Ryan-Lloyd replied: “Absolutely not. I received information, as did all of my colleagues, who were part of the executive team, who were working with Mr. Faulkner. He provided regular advice with respect to the status of financial audit work. My husband, at the time, was a performance auditor. And pursuant to the very strict professional standards in that office, he was explicitly excluded, at that time, before and after, subsequently, to any involvement with the Legislature as an audited institution.”

Cameron said that in January 2013, Faulkner told her that Auditor General John Doyle “had significant questions” about the payment of the retirement allowances in the wake of his scathing July 2012 report on shoddy Legislative Assembly accounting. 

Ryan-Lloyd repeated her earlier answer, before Cameron showed a transcript of her interview with former Chief Justice Beverley McLachlin on March 19, 2019 in Victoria. 

The Legislative Assembly Management Committee hired McLachlin to investigate whether James committed misconduct, after Speaker Darryl Plecas had revealed evidence of corruption by James and Sergeant-at-Arms Gary Lenz.

Portrait of Craig James outside the Clerk’s Office at the Parliament Buildings (Mackin)

According to the transcript, Kate Ryan-Lloyd said: “the auditors had questions with respect to the payment of these retirement allowances. So I asked him to keep me apprised in their work in this area, hoping that things will be balanced in order. So apparently, there was a lack of documentation. In particular, I was advised by the chief financial officer of the day, Mr. Faulkner, Miss Woodward’s predecessor, that no legal opinion was on record.”

Cameron asked Ryan-Lloyd again if she agreed that the imminent, critical report from auditor general was “at least a factor causing you to return the funds.”

“No, I don’t agree because I was not sure of the contentions of the auditor general’s finding, what was the substance of that finding,” she said. 

The trial is expected to last another five weeks and hear another two-dozen witnesses.

Meanwhile, Holmes denied application to webcast the trial, ruling that it would be too cumbersome for the court to allow with the trial in progress.

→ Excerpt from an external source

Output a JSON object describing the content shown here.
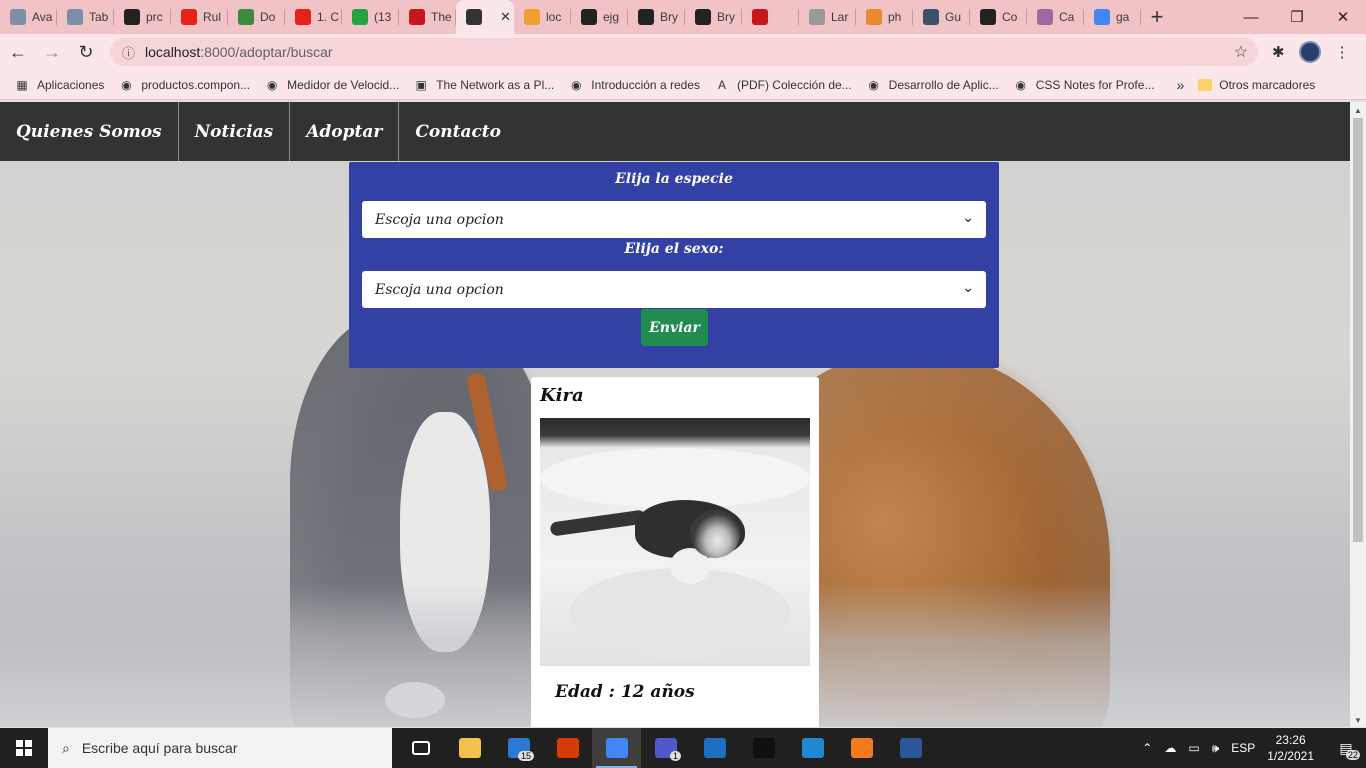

Lawyers for James and the Crown were mutually opposed.

Court rules allow media outlets to make applications between 14 and 60 days before a trial. submitted an application the week before the trial based on the risk of the rapidly evolving omicron pandemic and the judge’s late admission that accredited lawyers can use the court’s Microsoft Teams system to observe the proceedings from anywhere in Canada.

The application suggested the webconference system could have been repurposed to enable the trial to be viewed online.